Mahler wrote his first four symphonies, in what has commonly been known as his Wunderhorn period. These early symphonies incorporate themes from songs in which he set texts from Des Knaben Wunderhorn (The Boy’s Magic Horn). The collection of over 700 anonymous German folk texts was collected and published by poets Achim von Arnim and Clemens Brentano in the first decade of the 1800s. The collection epitomizes 19th-century German romanticism and was dedicated to Goethe. During his lifetime Mahler set over 20 of the Des Knaben Wunderhorn selections to music. According to Bruno Walter, “Everything that moved [Mahler] was there–nature, piety, longing, love, parting, night, the world of spirits, the tale of the mercenaries, the joy of youth, childhood, jokes, quirks of humor all pour out as in his songs.” And in 1905 Mahler himself wrote, “I have devoted myself heart and south to the [Wunderhorn] poetry (which is essentially different from any other kind of literary poetry and might almost be called something more like Nature and Life–the sources of all poetry–than art) in full awareness of its character and tone.”

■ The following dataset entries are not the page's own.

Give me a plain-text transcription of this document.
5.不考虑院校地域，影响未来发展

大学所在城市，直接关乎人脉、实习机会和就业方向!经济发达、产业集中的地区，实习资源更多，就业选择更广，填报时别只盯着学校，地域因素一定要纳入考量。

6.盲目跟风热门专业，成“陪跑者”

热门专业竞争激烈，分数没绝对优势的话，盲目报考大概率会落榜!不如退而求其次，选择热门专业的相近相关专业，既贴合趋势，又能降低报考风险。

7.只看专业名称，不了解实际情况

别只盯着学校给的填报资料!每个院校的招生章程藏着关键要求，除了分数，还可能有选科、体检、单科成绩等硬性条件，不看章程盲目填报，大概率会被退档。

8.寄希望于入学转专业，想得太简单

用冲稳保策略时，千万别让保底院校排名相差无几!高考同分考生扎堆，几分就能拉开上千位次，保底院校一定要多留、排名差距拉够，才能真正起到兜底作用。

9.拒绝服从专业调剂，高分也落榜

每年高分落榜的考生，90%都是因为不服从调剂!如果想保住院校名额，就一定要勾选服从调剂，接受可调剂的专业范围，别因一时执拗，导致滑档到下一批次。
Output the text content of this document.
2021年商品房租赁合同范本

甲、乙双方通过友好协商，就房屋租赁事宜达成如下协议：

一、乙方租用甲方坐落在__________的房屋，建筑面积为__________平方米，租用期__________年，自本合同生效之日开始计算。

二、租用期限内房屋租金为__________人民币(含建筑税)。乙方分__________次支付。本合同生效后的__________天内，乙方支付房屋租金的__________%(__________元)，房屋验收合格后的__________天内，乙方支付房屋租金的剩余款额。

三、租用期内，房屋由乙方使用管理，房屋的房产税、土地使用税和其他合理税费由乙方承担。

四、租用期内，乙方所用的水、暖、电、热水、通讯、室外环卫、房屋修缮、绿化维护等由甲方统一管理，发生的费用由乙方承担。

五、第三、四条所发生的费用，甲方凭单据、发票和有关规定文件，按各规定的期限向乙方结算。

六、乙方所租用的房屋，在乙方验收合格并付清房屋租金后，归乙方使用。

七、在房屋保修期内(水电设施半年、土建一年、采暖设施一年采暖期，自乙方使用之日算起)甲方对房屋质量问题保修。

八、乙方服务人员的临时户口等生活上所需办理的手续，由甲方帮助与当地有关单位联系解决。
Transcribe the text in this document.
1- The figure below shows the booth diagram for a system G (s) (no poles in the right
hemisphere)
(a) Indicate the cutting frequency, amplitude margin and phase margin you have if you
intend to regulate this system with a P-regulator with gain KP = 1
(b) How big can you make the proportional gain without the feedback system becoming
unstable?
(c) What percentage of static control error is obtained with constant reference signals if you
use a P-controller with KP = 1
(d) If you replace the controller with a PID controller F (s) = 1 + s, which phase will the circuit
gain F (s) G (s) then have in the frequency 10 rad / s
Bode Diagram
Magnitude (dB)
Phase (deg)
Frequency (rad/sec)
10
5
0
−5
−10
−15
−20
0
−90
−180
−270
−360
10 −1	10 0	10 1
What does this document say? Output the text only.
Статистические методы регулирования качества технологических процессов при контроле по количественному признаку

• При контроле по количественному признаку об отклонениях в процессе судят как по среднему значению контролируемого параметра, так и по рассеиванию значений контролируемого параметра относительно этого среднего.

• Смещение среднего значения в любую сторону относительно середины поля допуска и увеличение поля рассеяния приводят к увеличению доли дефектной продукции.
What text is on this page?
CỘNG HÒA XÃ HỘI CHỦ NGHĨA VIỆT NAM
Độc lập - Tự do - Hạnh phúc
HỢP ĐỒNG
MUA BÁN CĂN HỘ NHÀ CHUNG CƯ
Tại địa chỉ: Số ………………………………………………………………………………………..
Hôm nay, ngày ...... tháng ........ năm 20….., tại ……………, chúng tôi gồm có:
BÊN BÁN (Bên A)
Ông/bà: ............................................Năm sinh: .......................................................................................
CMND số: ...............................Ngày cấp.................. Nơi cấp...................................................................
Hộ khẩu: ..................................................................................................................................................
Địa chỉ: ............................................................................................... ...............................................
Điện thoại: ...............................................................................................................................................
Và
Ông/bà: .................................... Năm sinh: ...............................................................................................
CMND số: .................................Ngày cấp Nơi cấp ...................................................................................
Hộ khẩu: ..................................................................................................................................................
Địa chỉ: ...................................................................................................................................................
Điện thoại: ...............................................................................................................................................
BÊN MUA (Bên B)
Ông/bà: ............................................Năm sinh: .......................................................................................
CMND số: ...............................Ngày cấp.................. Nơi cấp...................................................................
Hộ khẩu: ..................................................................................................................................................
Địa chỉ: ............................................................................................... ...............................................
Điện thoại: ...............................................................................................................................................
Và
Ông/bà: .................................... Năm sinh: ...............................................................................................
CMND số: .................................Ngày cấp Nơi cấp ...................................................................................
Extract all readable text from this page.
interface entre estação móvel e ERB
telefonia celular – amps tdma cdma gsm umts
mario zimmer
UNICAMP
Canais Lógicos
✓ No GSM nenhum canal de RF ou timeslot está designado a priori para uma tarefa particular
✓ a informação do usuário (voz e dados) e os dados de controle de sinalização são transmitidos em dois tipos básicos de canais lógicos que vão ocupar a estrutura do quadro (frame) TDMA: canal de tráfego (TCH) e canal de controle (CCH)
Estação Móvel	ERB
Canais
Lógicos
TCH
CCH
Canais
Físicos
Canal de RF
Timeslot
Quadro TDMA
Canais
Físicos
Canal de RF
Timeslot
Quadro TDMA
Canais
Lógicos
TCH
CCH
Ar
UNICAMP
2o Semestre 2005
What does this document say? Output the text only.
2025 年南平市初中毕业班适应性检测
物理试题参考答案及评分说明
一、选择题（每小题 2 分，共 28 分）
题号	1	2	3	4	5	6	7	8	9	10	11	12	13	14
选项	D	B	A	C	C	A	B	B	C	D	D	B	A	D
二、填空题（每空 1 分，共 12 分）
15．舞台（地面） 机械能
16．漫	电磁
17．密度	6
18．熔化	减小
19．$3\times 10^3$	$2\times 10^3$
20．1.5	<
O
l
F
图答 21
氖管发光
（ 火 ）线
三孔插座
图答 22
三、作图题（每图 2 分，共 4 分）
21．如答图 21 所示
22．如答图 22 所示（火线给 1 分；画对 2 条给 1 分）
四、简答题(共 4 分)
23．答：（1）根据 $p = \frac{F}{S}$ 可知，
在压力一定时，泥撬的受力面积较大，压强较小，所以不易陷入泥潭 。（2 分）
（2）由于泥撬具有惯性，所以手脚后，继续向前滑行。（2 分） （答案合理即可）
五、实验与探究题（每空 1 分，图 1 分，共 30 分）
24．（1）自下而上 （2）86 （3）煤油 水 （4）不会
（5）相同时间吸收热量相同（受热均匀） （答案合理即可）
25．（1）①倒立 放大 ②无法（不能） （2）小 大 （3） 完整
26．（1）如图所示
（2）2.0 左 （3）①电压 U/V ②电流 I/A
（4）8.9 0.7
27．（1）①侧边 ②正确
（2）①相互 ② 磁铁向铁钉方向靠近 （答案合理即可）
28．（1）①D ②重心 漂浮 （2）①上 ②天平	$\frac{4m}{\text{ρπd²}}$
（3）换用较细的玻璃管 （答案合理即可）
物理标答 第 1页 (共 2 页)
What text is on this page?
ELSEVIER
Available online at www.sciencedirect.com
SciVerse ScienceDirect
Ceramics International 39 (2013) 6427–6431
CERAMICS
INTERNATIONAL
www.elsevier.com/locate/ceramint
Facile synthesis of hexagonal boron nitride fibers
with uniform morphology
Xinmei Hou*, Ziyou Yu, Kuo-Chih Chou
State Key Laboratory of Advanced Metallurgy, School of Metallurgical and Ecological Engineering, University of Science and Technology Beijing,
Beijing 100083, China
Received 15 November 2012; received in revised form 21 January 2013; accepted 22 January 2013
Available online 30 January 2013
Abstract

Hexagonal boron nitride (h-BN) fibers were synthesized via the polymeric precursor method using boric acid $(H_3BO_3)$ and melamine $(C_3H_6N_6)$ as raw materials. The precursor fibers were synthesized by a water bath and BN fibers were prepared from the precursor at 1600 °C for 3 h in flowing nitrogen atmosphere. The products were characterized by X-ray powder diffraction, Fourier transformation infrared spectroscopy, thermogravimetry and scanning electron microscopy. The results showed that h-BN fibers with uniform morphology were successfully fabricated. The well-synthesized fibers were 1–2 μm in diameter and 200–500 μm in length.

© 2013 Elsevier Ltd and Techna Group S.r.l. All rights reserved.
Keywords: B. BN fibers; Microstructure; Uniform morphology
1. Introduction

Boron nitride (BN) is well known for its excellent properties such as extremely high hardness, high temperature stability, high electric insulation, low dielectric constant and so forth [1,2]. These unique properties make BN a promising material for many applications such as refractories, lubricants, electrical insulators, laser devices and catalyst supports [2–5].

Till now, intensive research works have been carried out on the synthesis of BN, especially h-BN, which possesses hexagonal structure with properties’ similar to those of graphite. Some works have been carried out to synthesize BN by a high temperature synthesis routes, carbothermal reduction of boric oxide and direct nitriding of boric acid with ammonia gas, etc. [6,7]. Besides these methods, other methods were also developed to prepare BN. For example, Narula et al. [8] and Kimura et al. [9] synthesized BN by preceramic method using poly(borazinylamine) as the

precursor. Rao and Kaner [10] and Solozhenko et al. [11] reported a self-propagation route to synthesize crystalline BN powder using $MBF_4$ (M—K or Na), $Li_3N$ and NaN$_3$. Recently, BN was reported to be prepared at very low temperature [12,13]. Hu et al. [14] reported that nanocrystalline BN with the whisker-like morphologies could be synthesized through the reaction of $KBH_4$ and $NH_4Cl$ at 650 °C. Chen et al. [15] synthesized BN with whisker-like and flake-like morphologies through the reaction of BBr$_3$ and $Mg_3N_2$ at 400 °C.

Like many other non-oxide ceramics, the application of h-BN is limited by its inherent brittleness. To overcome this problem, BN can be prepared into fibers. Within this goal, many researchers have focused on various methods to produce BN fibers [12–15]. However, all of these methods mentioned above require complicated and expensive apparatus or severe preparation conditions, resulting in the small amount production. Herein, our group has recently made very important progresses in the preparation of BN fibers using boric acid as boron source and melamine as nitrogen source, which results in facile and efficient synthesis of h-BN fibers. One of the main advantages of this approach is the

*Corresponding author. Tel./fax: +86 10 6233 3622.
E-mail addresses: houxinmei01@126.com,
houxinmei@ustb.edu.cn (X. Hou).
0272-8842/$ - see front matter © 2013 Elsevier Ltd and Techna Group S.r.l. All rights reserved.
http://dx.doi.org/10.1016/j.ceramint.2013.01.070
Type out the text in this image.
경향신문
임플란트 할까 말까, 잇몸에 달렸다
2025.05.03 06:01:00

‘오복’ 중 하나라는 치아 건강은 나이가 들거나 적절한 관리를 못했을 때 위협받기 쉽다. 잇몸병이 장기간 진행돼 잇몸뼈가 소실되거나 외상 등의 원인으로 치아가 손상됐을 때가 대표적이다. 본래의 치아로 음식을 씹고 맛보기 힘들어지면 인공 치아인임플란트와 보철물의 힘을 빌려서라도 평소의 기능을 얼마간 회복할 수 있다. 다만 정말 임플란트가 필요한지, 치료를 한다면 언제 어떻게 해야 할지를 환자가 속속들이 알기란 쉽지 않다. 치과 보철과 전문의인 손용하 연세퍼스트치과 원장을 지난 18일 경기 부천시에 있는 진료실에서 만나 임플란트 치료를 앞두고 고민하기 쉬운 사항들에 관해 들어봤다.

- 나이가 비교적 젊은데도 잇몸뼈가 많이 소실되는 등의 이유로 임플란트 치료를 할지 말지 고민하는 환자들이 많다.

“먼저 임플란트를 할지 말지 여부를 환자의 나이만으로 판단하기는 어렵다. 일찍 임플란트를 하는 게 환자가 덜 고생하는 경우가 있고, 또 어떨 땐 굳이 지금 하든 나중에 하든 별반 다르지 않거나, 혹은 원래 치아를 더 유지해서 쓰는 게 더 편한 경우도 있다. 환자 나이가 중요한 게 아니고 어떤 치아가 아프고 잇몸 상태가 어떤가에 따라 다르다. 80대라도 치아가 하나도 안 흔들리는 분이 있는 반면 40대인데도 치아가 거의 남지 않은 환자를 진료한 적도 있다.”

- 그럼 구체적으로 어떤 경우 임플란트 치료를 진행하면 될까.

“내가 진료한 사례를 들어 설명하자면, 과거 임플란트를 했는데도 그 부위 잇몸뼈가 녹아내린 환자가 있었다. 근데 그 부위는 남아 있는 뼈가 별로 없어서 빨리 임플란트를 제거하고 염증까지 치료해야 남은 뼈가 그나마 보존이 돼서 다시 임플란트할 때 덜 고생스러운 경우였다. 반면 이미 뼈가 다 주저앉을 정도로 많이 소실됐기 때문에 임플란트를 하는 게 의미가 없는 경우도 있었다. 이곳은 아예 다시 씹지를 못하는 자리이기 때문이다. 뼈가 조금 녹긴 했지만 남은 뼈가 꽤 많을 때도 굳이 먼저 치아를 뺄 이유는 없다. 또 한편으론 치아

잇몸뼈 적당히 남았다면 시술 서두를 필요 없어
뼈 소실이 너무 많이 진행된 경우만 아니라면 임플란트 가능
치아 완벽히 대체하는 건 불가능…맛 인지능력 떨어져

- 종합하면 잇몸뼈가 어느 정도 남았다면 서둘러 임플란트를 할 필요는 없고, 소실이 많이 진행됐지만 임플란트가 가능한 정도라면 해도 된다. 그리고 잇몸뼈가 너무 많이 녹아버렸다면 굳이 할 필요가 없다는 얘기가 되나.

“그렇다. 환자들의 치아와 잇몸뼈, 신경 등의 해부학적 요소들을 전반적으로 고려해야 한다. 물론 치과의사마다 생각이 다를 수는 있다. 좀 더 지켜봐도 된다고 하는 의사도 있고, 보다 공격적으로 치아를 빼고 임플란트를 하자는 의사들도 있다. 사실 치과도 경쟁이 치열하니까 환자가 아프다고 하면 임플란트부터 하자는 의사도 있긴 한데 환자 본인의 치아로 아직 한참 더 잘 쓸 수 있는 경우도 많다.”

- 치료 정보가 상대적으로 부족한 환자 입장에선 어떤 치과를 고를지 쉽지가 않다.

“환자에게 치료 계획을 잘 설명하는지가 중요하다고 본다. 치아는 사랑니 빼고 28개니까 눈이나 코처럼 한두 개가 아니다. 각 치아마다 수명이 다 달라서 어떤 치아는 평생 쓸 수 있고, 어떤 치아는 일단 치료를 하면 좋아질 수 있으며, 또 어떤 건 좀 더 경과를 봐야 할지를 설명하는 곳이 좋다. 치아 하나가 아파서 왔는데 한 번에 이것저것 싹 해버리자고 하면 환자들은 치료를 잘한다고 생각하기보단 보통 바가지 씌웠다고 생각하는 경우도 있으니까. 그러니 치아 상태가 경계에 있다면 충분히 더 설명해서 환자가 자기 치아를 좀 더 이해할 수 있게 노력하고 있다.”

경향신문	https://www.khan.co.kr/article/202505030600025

Mahler completed his Fourth Symphony in 1900, although he did incorporate material from his 1892 setting of the poem “Das Himmlische Leben” (“The Heavenly Life”) from Des Knaben Wunderhorn. In contrast to the three symphonies that precedes it, the Fourth is more modestly proportioned and in a way harkens back to the classical symphonic idioms of Beethoven. The Fourth Symphony comprises four movements, the last of which includes text, like many of Mahler’s symphonies. In it Mahler captures pure innocence with sincerity that defines the symphony as a whole.

The first movement opens with a nostalgic character, as Mahler sets an enchanting scene, almost out of a storybook. Despite Mahler’s lush textures, harmonies, and melodic development, he does generally adhere to a Mozartian classical scaffolding. The initial main theme exudes a Viennese grace and echoes the lilt of a waltz. The second theme, introduced by the cellos, is beautifully expressive. The lush development section explores completely new melodic material, as well as fragments of the two already established thematic moments. The movement ends with a joyous return to the galant style of the opening, seemingly out of nowhere.

The second movement is a traditional Mahler scherzo. It features an intricate solo violin part, which Mahler instructs the concertmaster to play, “like a fiddle.” Mahler instructs the concertmaster to tune each of the violin struts up a whole step, which is why you will see many use two instruments to play this symphony. In juxtaposition to the first movement, the tonal world that Mahler evokes is much more macabre, filled with biting staccato markings and eerie chromaticism that lend the movement its sinister personality. The movement is broken up by hypnotic trio sections that evoke a dreamland, and which are quickly overtaken by a return to the devilish scherzo music. 

The third movement is perhaps one of the most stunningly breathtaking of Mahler’s early symphonies. It opens with an extended meditation that immediately calms the tensions built up by the second movement. The third movement slowly unfolds and builds upon a first theme played by the low strings. As more instruments in the orchestra begin to layer into the texture, the harmonic language blooms until the entrance of a new, and darker, theme in the oboe. This second theme casts an expressive shadow over the movement. The two expressive poles continue to vacillate throughout a series of variations where Mahler presents a variety of styles, including dances and chorales. Suddenly the orchestra erupts with a brilliant E major chord that Mahler said signifies the opening of Heaven.

In the final movement, a soprano joins the orchestra to sing the Wunderhorn text, “Das Himmlische Leben.” The text speaks of a child’s vision of heaven and Mahler has originally envisioned it to appear as part of his Third Symphony; however, he ultimately decided to save it for the Fourth. At Mahler’s instruction, the soprano is to sing “with child-like, bright expression, and without the slightest suggestion of parody.” The movement is comparatively shorter than the previous three; however, despite its length Mahler is able to create a microcosm of the psychological world that he developed throughout the first three movements.

Mahler wrote the Fourth Symphony for soprano, 4 flutes (2 doubling piccolo), 3 oboes (3rd doubling English horn), 3 clarinets (2nd doubling E-flat clarinet and 3rd doubling bass clarinet), 3 bassoons (3rd doubling contrabassoon), 4 horn, 3 trumpets, timpani, 4 percussion, harp, and a full string section; however, tonight you will hear Iain Farrington’s arrangement for chamber orchestra, which features soprano, 1 flute, 1 oboe, 1 clarinet, 1 bassoon, 1 horn, 1 trumpet, 1 trombone, timpani, 1 percussion, harp and 9 string players.